Он остановился и тоже приложил ладони ко рту:
— Алексей! Вери-и-гин!
— Я родник по тебе назову. В районную газету напишу: зовите не Ильин Камень, а Алёшин родник! — прокричал я, охрипнув на последнем слове.
Он, по-видимому, не разобрал, подождал, не скажу ли я ещё чего-нибудь, и побежал дальше.
Я повернулся к роднику и по неуловимому туману понял, что вечер на исходе. Я присел у камня и стал вслушиваться в скворчиный говор воды…
«У осоки в земле живут червяки. Здесь их росниками зовут. Нынче роса будет большая, ночью с лучинкой собери их и до света ступай к Сосновой Яме — на росника возьмёт с глубины старый окунь, да такой, что знакомые рыболовы, прославленные, только крякнут, а их жёны простодушно воскликнут: «Разве такие окуни бывают?» Величай меня Алёшиным родником или не величай — люди всё равно будут звать меня Ильин Камень. Да ты приходи в другой раз — новостей будет больше».
Я встал и пошёл за сушняком. Свежело, на краю воронки крутилась первая звезда, без костра в такую ночь не обойтись.
КОРЕШКОВАЯ ЛОЖКА
Иринке поручили сыграть служанку в старинной пьесе. Роль была небольшая. Барин, которого играл учитель Борис Петрович, спрашивал:
— В пельмени чеснок положили?
— А как же, батюшка! — отвечала ему служанка. — Разве пельмени без чеснока бывают?!
Барин прогонял её на кухню, и на этом Иринкина роль кончалась.
Борис Петрович считал, что роль эта трудная.
— Веригина, — говорил он, — ты не смотри, что у тебя на сцене всего несколько слов. Ты сумей в этих словах передать страх крепостной женщины перед помещиком. А для этого на сцене ты вспомни что-нибудь невесёлое. Скажем, как ты в своё время получила двойку. Давай попробуем ещё раз!..
Двойку Иринка исправила на той неделе и поэтому решила о ней больше не вспоминать.

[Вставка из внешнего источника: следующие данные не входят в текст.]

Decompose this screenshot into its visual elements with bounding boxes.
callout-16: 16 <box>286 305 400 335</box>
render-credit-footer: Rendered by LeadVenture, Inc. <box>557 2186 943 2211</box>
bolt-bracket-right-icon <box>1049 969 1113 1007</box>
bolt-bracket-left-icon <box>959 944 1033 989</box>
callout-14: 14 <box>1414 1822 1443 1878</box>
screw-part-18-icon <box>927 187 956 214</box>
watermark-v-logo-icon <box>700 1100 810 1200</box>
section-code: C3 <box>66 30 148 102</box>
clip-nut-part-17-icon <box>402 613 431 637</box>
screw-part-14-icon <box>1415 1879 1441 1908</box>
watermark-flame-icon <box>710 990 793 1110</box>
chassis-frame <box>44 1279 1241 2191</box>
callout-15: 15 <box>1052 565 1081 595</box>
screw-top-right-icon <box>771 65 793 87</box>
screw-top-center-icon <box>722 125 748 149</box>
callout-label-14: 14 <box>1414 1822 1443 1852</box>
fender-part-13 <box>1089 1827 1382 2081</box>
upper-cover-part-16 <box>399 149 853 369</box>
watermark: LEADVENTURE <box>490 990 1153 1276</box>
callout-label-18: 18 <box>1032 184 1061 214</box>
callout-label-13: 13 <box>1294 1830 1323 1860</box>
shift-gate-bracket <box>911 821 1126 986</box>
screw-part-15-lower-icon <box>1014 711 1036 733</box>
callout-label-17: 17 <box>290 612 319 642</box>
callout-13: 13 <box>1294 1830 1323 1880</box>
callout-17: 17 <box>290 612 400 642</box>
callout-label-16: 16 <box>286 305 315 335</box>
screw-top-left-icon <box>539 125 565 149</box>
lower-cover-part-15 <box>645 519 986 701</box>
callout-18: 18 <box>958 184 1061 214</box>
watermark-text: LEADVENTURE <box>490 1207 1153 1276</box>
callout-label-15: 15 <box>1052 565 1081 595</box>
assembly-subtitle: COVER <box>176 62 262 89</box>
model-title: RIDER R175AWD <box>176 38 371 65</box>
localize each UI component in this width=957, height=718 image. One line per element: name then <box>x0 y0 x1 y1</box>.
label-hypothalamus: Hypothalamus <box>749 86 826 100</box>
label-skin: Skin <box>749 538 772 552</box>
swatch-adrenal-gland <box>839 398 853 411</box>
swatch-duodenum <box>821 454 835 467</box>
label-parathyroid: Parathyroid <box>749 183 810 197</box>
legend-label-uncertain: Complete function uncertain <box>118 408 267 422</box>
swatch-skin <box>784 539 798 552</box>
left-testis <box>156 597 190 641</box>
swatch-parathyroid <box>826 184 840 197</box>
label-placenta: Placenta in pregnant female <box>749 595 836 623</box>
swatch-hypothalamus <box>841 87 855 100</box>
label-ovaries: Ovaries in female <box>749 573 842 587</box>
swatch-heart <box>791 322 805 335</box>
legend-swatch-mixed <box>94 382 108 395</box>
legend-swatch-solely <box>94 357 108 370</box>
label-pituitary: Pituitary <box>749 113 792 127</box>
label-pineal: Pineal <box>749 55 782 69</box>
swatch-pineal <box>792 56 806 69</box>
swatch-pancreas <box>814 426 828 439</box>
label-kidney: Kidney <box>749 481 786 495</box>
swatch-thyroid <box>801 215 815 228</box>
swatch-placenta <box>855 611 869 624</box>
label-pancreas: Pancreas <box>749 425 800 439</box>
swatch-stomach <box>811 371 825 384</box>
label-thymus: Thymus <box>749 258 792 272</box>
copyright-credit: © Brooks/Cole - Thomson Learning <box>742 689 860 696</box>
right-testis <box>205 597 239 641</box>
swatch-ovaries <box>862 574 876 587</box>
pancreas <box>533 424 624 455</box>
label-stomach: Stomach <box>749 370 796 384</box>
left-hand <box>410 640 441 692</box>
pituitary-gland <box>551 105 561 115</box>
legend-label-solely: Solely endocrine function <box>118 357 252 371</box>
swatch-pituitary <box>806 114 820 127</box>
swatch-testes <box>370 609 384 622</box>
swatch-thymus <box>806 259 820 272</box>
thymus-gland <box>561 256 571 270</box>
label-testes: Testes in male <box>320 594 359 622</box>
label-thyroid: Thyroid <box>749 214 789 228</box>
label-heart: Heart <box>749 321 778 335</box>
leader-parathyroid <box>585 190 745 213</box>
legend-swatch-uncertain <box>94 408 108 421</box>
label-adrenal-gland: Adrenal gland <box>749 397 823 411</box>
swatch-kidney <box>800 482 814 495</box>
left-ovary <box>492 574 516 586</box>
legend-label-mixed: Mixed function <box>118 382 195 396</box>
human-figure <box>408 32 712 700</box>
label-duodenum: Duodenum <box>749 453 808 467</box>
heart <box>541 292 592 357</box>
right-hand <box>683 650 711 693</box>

Лучше вспоминать про другое. Была у Иринки деревянная ложка в травном узоре. Вчера она пропала и нашлась у брата Николая. (Николай был смирным человеком, пока не прорезались зубы.) Он сидел под столом и грыз ложку. Иринка отняла у него ложку, стукнула ею Николая по лбу, он заревел, но было уже поздно: от нарядной ложки остался один черенок.
Сейчас, на репетиции, Иринка от всей души пожалела загубленную ложку и с печалью в голосе прочитала свою роль:
— А как же, батюшка! Разве пельмени без чеснока бывают?!
— Замечательно, Веригина! — воскликнул Борис Петрович. — Очень хорошо. Можешь быть свободна. Теперь — до генеральной репетиции.
Дома мать из Николаевых рук рассматривала ложку и говорила:
— Теперь ею много не почерпнёшь. Ребёнка досыта не накормишь.
Отец, тоже из Николаевых рук, потрогал белые выгрызы на лунке и вздохнул:
— Липа — несерьёзное дерево.
Иринка хотела дать брату металлическую ложку, но отец-мать не согласились: Николай при его характере испортит дёсны.
— Я бы и лошадям железные грызла поменял на деревянные, — сказал отец.
Из дровяника он принёс берёзовое полешко, и в избе запахло белыми грибами. На шершавом камне навострил топор, на бруске направил лезвие, отчего вострина по самому краю засияла, как серебряная. Отец отколол от полешка чурку, выглубил в ней лунку, с другой стороны округлил, вырезал черенок-держалку с шишечкой-коковкой на конце — и всё одним топором.
— Берёза — серьёзное дерево, — сказал отец.
Конечно, ложка была погрубее загубленной. Но и на некрашеную на неё смотреть было любо-дорого: берёза — дерево не только серьёзное, но и красивое. Белое, строгое, с золотым подсветом. Будто вырезал отец своим плотницким топором ложку, а как раз в это время только-только начало всходить солнышко.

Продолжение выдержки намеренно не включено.